A Prius rolls up to the local food co-op. A bumper sticker in the bottom left corner of the back window brightly blazes the words "ONE WORLD." On the right side of the window, a die-cut football helmet with a particularly aggressive team logo proudly declares who the vehicle's owner supports. The driver steps out of his hybrid. His hair is cut short, bleached and angrily spiked with so much gel it's flaking in the breeze. He wears a football jersey that matches the team sticker on the back of his window.
He runs into his neighbor in the meat section. His fence mate attempts to spark a conversation about how great it is that the co-op provides nothing but locally raised, free-range chicken. The jersey-clad man stops his neighbor mid-sentence to rib him about the neighbor's football team's surmounting losses on the field. The neighbor rolls his eyes, dismisses the sporty man's derision and resumes his original topic of conversation. The sporty guy waves off his neighbor and exclaims for all to hear that he wouldn't want to talk about football either if he rooted for losers.
Flash forward to a day of the week in which none of the man's favorite sports are telecast. The man is now at the local gym. He's now sporting his favorite basketball team's jersey. He resists the urge to dribble the basketball he carries as he scans the workout room for someone he knows. Then he spots him. His workplace's sole "black" man. This man is in the middle of an intense set of bench presses as the sporty guy approaches him.
No, the guy doing the workout is not interested in playing basketball. He's in the middle of his workout routine. The sporty guy doesn't buy it. The workout guy is just afraid he won't live up to the hype that his skin tone conveys. That's what the sporty fellow spews as he dodges and weaves around the guy working out. The guy with the barbell rolls his eyes at the accusation. The tank-top jersey guy chalks up the other man's refusal to play as a victory. His coworker knows a winner when he sees one. Then he proceeds to hit the court to play a game of one-on-three against some middle schoolers. When he beats them, he declares another victory. This time it's a point for the "old" guy.
Everywhere he goes, this sports lover creates divisions. If you root for the same team as him, play the same games as him, talk about the same divisive sports as him, you are part of his "us" clan. If you don't like sports, if you don't accept his challenges, you are one of "them." The lines are clear with him. There is no gray, only black or white, only with him or against him.
He spews this your team/my team attitude, mostly under the guise of good clean fun, but always while in close proximity to some piece of media that exclaims "one love" or "one world." Never does he recognize the contradiction. It's difficult to call him a hypocrite, because he's unaware of what he's doing. He wants to believe that a world can be at one with each other, but he loves sports too much to look deeply at how fully it contradicts the very message of unity that his bumper stickers and occasional t-shirts espouse.
His favorite sport makes this contradiction all the more stark.
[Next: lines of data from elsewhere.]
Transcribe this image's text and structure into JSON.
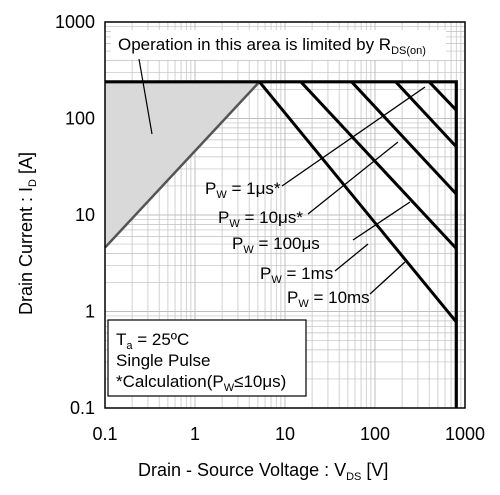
{
  "chart_data": {
    "type": "line",
    "title": "",
    "xlabel": "Drain - Source Voltage : V",
    "xlabel_sub": "DS",
    "xlabel_unit": " [V]",
    "ylabel": "Drain Current : I",
    "ylabel_sub": "D",
    "ylabel_unit": " [A]",
    "xscale": "log",
    "yscale": "log",
    "xlim": [
      0.1,
      1000
    ],
    "ylim": [
      0.1,
      1000
    ],
    "x_ticks": [
      "0.1",
      "1",
      "10",
      "100",
      "1000"
    ],
    "y_ticks": [
      "0.1",
      "1",
      "10",
      "100",
      "1000"
    ],
    "grid": true,
    "rds_region": {
      "label": "Operation in this area is limited by R",
      "label_sub": "DS(on)",
      "polygon": [
        [
          0.1,
          4.6
        ],
        [
          0.1,
          240
        ],
        [
          2.5,
          240
        ],
        [
          5.2,
          240
        ]
      ]
    },
    "current_limit": 240,
    "voltage_limit": 800,
    "rds_line": [
      [
        0.1,
        4.6
      ],
      [
        5.2,
        240
      ]
    ],
    "series": [
      {
        "name": "PW = 1μs*",
        "label_main": "P",
        "label_sub": "W",
        "label_rest": " = 1μs*",
        "points": [
          [
            400,
            240
          ],
          [
            800,
            122
          ]
        ]
      },
      {
        "name": "PW = 10μs*",
        "label_main": "P",
        "label_sub": "W",
        "label_rest": " = 10μs*",
        "points": [
          [
            170,
            240
          ],
          [
            800,
            51
          ]
        ]
      },
      {
        "name": "PW = 100μs",
        "label_main": "P",
        "label_sub": "W",
        "label_rest": " = 100μs",
        "points": [
          [
            55,
            240
          ],
          [
            800,
            16.5
          ]
        ]
      },
      {
        "name": "PW = 1ms",
        "label_main": "P",
        "label_sub": "W",
        "label_rest": " = 1ms",
        "points": [
          [
            15,
            240
          ],
          [
            800,
            4.5
          ]
        ]
      },
      {
        "name": "PW = 10ms",
        "label_main": "P",
        "label_sub": "W",
        "label_rest": " = 10ms",
        "points": [
          [
            5.2,
            240
          ],
          [
            800,
            0.78
          ]
        ]
      }
    ],
    "conditions": {
      "line1_main": "T",
      "line1_sub": "a",
      "line1_rest": " = 25ºC",
      "line2": "Single Pulse",
      "line3_main": "*Calculation(P",
      "line3_sub": "W",
      "line3_rest": "≤10μs)"
    },
    "colors": {
      "region_fill": "#d9d9d9",
      "rds_line": "#555555",
      "curve": "#000000",
      "grid": "#bfbfbf"
    }
  }
}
He's always ready for some football. The months between the Pro Bowl and preseason play make life seem less vibrant, less worthy of his exhilaration. There's no strife, no division to spur on any excitement. Sure, there's baseball, but that sport's so dull and so devoid of any hard-hitting action that the very notion of its existence seems ludicrous to him. He needs it brutal. NASCAR fills that void on occasion, when the driving results in some nasty pile ups. Still, it's not the same. He needs something reminiscent of battle, and football fulfills his need without fail.
For him, nothing quite beats jumping up and down screaming at the altar of his television. His tie-dye Bob Marley tapestry sprawled wide as a backdrop with the words "One Love" beaming down upon the clash of helmets and grunts.